In a statement for the Catholic Bishops of England and Wales, Lead Bishop for Migrants and Refugees and chair of Caritas Westminster, Bishop Paul McAleenan said:
“This legislation stands at odds with the teaching of the Church on welcoming, protecting, promoting and integrating refugees.
“Refugees are human beings made in the image and likeness of God, not a political problem to be solved. We must never make recognition of people’s dignity dependent upon where they come from or how they reach our country. The biblical call to love the stranger is unequivocal and indiscriminate.
“As a Church, we will continue to welcome those seeking sanctuary here and call for the expansion of safe routes.
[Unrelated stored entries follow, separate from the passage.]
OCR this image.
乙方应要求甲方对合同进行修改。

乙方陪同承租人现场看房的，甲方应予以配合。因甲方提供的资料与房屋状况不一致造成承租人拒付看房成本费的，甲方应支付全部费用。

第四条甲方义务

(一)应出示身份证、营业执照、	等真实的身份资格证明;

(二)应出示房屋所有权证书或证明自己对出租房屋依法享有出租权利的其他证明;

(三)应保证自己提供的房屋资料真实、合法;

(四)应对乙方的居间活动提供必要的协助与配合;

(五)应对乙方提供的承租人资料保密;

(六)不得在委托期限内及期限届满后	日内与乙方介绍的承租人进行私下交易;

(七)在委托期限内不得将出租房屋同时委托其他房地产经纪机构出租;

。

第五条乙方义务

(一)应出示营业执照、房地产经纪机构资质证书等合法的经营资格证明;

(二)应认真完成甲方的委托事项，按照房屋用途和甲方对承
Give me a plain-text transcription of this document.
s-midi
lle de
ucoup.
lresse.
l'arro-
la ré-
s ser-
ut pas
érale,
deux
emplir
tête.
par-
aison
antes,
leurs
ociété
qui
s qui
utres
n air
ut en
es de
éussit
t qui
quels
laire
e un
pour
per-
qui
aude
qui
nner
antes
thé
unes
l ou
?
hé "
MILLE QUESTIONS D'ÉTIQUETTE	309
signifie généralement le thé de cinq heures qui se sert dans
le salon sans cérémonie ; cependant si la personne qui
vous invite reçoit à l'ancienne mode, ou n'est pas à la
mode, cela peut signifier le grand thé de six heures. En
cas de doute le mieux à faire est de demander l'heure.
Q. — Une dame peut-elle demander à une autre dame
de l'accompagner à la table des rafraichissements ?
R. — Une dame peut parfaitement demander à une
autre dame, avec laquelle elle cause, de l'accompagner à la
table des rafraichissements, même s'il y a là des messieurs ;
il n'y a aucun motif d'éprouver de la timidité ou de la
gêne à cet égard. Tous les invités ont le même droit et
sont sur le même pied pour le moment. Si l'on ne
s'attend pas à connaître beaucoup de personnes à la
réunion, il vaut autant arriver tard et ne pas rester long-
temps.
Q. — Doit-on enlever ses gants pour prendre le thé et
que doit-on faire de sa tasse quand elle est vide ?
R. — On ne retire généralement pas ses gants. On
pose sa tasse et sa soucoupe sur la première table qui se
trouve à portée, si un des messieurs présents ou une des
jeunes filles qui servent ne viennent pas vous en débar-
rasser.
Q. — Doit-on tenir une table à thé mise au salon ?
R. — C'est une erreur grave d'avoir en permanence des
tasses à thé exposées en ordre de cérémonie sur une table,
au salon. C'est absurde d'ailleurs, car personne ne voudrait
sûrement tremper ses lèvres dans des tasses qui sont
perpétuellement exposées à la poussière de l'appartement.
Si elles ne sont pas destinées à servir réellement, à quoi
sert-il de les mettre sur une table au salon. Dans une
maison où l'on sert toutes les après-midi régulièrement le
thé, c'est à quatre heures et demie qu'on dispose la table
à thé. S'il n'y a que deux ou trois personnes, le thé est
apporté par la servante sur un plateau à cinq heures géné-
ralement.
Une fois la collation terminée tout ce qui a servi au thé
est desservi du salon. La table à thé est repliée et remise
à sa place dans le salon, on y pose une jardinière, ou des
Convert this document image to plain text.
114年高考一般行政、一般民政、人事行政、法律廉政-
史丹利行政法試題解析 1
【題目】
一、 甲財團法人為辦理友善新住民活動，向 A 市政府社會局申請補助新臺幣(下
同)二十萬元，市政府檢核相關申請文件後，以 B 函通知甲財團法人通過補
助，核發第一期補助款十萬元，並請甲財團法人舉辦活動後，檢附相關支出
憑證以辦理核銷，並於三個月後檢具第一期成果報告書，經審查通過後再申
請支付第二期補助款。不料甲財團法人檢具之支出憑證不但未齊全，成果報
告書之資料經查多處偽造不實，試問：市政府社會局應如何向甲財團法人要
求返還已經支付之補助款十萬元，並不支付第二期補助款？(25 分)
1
We urge our government to redouble its efforts to tackle factors such as conflict, persecution, and climate change that force people to flee their homes.”
The Catholic Social Action Network, CSAN, encourages all Catholics to keep on lobbying their MPs. Bishop Terry Drainey, the Chair of CSAN, said, “we call upon the Catholic community to speak out against this cruel Bill and write to their MPs urging them to work to expand safe routes for those seeking asylum.”
Read the statement that Caritas Bakhita House signed alongside other organisations fighting human trafficking before the Bill was passed
Earlier this year, the Department for International Affairs of the Catholic Bishops’ Conference of England and Wales published Love the Stranger, a Catholic response to refugees and migrants. CSAN responded with a call to action which you can read here.
We would encourage our supporters to look to the World Day of Migrants and Refugees on Sunday 24 September, and consider how their communities and parishes can respond.